頑張れと応援してくれているのか、皆んなピョンピョンと跳ねた。


それからしばらく同じ様に魔物を狩っていると、木々の隙間から不自然に盛り上がっている岩の塊を発見した。

不思議に思い近づいてみると、人が3人並んで入れるくらいの横穴が隠されていた。

何処かで見覚えがあるなと思ったら、以前見たダンジョンの入り口と似た物だったのだ。

入口には下に続く石造りの階段がある。


「多分これってダンジョンだよな?」


クロ達も分からず困っていた。


「ちょっとだけ中覗いてみるか」


そう言って階段を降りて全員で中に入ったのだが、明かりなどもついておらず中の様子はあまり見えなかった。
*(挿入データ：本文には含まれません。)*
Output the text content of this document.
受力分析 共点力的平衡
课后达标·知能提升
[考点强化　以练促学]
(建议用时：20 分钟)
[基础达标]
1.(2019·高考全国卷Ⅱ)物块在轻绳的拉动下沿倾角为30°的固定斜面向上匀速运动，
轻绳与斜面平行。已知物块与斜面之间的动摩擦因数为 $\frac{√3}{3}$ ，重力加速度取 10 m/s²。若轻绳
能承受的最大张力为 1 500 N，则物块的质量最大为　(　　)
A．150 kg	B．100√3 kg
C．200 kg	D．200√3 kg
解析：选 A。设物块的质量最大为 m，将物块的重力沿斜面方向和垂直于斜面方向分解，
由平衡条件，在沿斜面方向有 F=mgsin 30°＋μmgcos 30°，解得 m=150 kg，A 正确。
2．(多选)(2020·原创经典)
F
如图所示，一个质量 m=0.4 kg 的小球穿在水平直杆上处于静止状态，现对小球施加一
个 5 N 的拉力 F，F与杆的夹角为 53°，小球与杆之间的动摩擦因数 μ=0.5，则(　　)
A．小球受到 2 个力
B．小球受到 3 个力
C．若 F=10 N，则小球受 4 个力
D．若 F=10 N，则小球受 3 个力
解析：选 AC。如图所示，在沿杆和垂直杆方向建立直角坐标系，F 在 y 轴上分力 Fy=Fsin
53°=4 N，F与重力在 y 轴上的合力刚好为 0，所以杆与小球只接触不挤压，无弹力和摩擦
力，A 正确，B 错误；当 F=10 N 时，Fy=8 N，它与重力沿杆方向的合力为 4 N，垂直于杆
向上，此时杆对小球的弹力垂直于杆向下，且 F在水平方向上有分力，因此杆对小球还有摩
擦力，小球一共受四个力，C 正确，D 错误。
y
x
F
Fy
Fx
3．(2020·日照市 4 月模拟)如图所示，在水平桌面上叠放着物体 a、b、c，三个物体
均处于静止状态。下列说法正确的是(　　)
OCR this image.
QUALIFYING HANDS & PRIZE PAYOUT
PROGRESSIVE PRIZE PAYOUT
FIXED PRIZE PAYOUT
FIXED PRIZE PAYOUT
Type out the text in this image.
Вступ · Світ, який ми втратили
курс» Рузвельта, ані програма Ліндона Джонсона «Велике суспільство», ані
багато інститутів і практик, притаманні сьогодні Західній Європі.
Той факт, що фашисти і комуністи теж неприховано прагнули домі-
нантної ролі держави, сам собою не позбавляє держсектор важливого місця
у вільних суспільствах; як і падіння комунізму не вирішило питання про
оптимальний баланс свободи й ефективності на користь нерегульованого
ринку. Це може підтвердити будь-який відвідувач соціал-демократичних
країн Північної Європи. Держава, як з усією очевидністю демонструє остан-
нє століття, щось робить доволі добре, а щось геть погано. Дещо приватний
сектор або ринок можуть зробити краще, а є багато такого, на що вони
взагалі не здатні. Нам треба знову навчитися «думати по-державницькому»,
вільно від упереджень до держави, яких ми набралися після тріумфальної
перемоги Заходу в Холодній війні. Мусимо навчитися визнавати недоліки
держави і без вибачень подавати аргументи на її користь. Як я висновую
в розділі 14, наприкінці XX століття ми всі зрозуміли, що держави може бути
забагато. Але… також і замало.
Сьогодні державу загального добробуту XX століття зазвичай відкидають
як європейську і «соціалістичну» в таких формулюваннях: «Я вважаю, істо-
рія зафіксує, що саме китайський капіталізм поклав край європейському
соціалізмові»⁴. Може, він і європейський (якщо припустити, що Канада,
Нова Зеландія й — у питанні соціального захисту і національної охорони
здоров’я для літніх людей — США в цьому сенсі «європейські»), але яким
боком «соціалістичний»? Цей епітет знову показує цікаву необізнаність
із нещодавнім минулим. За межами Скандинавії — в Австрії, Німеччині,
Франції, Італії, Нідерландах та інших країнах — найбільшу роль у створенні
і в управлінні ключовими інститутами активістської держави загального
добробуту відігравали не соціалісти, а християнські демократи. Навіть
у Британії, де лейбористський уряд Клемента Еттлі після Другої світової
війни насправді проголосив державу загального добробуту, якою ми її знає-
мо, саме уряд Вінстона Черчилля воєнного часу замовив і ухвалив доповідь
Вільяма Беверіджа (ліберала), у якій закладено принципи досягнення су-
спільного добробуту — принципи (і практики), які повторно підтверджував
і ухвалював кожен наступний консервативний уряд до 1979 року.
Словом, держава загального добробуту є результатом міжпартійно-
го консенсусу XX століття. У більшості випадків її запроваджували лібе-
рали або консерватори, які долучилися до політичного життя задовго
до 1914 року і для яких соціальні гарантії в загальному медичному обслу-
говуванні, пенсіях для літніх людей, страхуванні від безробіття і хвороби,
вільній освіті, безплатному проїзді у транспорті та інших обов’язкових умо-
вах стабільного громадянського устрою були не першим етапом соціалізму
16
赤スライムが気を利かせて、火の魔法を浮かび上がらせて周りを照らし出してくれた。

壁などをよく見ると、やはり以前行ったダンジョンと似た作りをしていた。

1階層と思われる部分を進み続けていると、壁で行き止まりとなっていた。

ここまでは1本道だったので、他の経路は無さそうだった。


「あれ?行き止まりだ?うーん、なんなんだろう?魔物も見当たらないし」


クロ達も分からなさそうだったので、ひとまず折り返して地上へ戻ろうと後ろを振り返った。

すると、俺の目の前にパッと女性の顔が現れたのだ。


「うわっ!!」


「きゃー!」


俺とその女性は驚き声をあげたのだが、よくよく顔を見てみるとその女性はルインだったのだ。


「なんだ、ルインか・・・驚かせないでよ」


「ごめんなさい、急に振り向くとは思ってなかったので」


「あれ?ていうかなんでこんな所にいるの?」


「実はアリシアさんにコタケさんの後を付いて行って欲しいとお願いされまして」


「えっ?そうなの?いつからいた?」


「家を出た時からずっと居ましたよ」


「まじか!全く気づかなかったんだけど・・・」


「姿を消してましたからね、それでもそちらのスライムさん達は何かを感じとったのかチラチラとこちらを見てましたね」


「そうだったんだ・・・でも、なんでそんな事を?」


「コタケさん達だけで森に行くのが心配だったみたいなんですが、久々にスライムさん達と出かけるのを邪魔したくなかったみたいで私が頼まれたんです」


「そういうことか、アリーには心配かけた事は謝っておくか。それとルインも見守ってくれてありがとう」


「いえいえ、スライムさん達が強すぎて私が居なくても良かった気がします。それよりも、この場所はいったいなんなんでしょうか?森には似つかわしくない場所ですよね」


「俺も気になって入ってみたけど、ここで行き止まりだし他の道も無さそうだから、よく分からないんだよね」


ルインは「う〜ん」と言いながら腕を組み悩んでいた。

そしておもむろに、壁の方へとフワフワと飛んでいくとスッと壁の中へと消えたと思ったら、すぐさま壁の中から出てきた。


「コタケさん!」


「何か見つけた?」


「この先にも道があります!」


行き止まりだと思っていた先には実は道が続いていたみたいだった。


「でも、俺達はルインみたいに壁をすり抜ける事なんてできないからなぁ・・・どうしたものか」


いっその事、壁を破壊してしまおうかと考えていたら、


「多分皆さんも通り抜けられると思いますよ」


とルインが言ったのだった。

そんな訳はないだろうと思い俺はクロと視線を合わせて壁へと近づいた。

そして、壁に触れてみると、指が壁を通り抜けたのだった。

そのまま進んでみると俺の体は壁を抜けて、壁の後ろ側の道へと出てきた。

そのまま後ろに下がると、先程までの道に戻っていた。


「なにこれ?」


「多分幻影みたいな物じゃないですか?」


「だよね、それでわざわざ道を隠すなんて奥に何があるんだろう?」


「私が見てきましょうか?」


「何があるか分からないし、今日は一旦帰ろう」


1度エレオノーラさん達にも確認してみないと分からないので、そのダンジョンらしき場所を後にして家へと帰ってきた。

そしてエレオノーラさんに、その場所について話した。


「ん〜、恐らくダンジョンではあるんだが道が隠されていたというのは聞いた事がないな」


「あかりも灯されて無かったのでまだ誰も入った事のない場所だとは思うんですが」


「行ってみない事には分からないな」


「やっぱりそうですよね」


「なんなら明日にでも見に行くか?」


「早めに調査しといた方が良いかもしれないのでそうしましょう」


こうして、ダンジョンと思わしき場所の調査をする事となったのだった。